Walking Practice
By Min Dolki
Translated by Victoria Caudle
(2022, trans. 2023)
Harpervia
The narrator in Walking Practice is a refugee who lives in a ramshackle pile of boxes in a forest abutting a national park somewhere on the outskirts of Seoul. Like more and more South Koreans, they live as a hanjok: they live alone, shunning both relationships and marriage. They are paradoxical, however, in that while they are socially awkward and would prefer not to imperil their solitude, they are compelled by an Olympian sex drive to interact, regularly and spectacularly, with countless partners. They accomplish this feat through doom-scrolling through dating apps. Having no car, they message anyone who lives close enough to the subway, and like them, either lives alone or is comfortable meeting at a love hotel. The narrator is difficult to like. They wax rhapsodic about the pleasures and the ins and outs of their and their lovers’ eroticized bodies, but become harshly critical–violently so–should a date be late, slow to answer a door, or ask too many questions. Yet they also speak engagingly about their loneliness and desire to love and be loved. What to do with such a creature? Walking Practice is a queer science fiction novel that speaks candidly and humorously about many of the issues facing the LGBTQ+ communities in South Korea and around the world. South Korean national law does not afford protections to individuals based on their gender or their sexual preferences. Korea also does not recognize same-sex marriage. Like the protagonist of Walking Practice, they are marginalized and struggle with questions of identity and self-worth. Consider this: whenever Min Dolki publicly promotes their book, they conceal their identity with a disturbingly uncanny human mask. The author challenges readers at every step with language that is at times pornographic, bloodthirsty, and monstrous. The main character’s essential difference impacts their ability to put their emotions into words, a breakdown in communication and narration which Victoria Caudle renders physical on the page–if you encounter bizarre kerning and fragmented formatting, don’t assume that there has been a misprint–our narrator is just deep in their feelings.
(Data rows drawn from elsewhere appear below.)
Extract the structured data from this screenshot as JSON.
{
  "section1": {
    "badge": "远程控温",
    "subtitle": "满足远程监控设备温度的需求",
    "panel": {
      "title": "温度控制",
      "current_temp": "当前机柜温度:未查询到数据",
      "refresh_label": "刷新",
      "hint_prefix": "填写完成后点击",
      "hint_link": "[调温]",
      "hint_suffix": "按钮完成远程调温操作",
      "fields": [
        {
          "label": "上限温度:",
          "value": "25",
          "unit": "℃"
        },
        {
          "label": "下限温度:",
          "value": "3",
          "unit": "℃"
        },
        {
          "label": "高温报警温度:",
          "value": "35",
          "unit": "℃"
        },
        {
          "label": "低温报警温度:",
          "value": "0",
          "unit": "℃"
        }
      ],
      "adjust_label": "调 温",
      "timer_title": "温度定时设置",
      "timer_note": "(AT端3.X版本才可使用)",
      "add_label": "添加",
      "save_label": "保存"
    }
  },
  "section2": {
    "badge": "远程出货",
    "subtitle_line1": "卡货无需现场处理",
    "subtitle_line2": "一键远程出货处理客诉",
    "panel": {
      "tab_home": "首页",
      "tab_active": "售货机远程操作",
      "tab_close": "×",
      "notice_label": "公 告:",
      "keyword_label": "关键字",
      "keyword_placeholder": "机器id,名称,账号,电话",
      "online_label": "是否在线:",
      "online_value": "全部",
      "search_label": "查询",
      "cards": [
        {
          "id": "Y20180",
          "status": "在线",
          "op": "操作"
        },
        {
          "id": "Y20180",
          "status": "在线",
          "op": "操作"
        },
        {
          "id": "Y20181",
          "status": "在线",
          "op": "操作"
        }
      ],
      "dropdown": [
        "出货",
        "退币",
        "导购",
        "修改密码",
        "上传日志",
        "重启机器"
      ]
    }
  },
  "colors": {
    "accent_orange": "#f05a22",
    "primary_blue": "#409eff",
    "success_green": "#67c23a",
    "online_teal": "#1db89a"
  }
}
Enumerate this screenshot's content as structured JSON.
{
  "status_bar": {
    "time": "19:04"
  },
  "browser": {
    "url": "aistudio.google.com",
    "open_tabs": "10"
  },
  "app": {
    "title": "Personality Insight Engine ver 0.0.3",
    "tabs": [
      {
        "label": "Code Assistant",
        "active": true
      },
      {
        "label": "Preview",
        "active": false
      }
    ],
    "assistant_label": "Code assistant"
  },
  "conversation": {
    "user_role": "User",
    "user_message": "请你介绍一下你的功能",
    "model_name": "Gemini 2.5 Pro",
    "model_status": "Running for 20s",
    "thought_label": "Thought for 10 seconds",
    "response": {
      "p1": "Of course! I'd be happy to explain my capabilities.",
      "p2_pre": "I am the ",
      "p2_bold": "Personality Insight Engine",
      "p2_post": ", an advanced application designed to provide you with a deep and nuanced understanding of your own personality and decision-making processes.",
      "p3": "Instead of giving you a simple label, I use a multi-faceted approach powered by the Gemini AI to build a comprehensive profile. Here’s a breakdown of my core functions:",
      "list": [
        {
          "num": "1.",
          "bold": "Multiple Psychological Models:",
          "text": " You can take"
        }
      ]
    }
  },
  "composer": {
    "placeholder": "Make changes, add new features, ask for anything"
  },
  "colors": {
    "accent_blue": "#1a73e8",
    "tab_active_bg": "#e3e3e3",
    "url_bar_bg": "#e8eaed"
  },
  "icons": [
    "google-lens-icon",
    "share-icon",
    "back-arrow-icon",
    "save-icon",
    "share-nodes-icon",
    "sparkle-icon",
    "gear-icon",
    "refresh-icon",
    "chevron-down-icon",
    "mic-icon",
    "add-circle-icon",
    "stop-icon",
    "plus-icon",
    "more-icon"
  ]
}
“Happiness is an incredibly rare and dangerous emotion. I’m someone who can’t bear the fall from happiness to despair. I need a safety net to prepare for it since the higher I climb, the greater my injuries will be when I fall. That’s what’s so frightening. You never know when an iron mace will beat you out of your drunken happiness, casting you into hell. Am I incapable of fully enjoying even the smallest moments of happiness? As soon as I’m happy, I start having ominous thoughts of ruining that happiness.”